With this setup, many sites work, but a few... a few have a top ad banner, a side banner and a footer of 'cookie acceptance'... then add in a 'subscribe to our email' and a google login prompt.... (Game Wiki's.. I game in smaller windows too -- what good is a multi tasking computer if you don't use it?)
And Beautiful Soup should be BeautifulSoup. Who makes the rules?
Margins would also be nice on the left and right.
Beautiful Soup is two words. Just look at their website.
I dislike black-on-white and don't understand gray-on-black which seems to be popular now due to gamma settings being cranked up to 11 or something. I try to use some color as an in-between but that may take some time to "perfect".

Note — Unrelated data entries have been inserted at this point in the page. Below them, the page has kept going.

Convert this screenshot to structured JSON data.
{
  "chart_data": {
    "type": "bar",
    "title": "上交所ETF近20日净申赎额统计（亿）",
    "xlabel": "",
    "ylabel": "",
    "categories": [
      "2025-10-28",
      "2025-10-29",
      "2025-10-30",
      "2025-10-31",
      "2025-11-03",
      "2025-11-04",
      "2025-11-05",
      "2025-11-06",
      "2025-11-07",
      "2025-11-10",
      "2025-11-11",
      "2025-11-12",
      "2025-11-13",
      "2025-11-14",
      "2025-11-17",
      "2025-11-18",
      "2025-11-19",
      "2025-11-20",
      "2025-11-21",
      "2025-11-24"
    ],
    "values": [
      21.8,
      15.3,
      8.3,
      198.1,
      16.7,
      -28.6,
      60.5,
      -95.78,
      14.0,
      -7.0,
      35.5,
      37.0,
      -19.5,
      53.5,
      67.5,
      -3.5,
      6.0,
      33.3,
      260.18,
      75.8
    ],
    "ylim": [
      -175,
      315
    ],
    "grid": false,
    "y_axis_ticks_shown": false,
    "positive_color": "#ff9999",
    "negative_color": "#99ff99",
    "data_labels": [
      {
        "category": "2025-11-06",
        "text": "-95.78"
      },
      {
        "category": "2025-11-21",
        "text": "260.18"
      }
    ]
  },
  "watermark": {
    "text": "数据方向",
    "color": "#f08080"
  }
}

Since browsers allow users to configure a default font and background color then one possible "happy in-between" would be to set no background color, and set no font color, thereby allowing each user agent (i.e., browser) to display the site with that user's default background and font colors.
In that case, each viewer should get their preferred colors, all without you doing anything.
If you don't need cross-browser and Chrome is all you need, then something like a simple Chrome extension and/or Chrome DevTools Protocol cuts out a lot of middle-man baggage and at least you will be wrangling the browser behavior directly, without any extra idiosyncrasies of middle layers.
Maybe somebody will make a web browser with all of the security locks disabled. Sort of like the Russian commander in "Hunting for Red October" who disabled his missiles' security features in order to more effectively target the American sub but then got blown up by his own missile.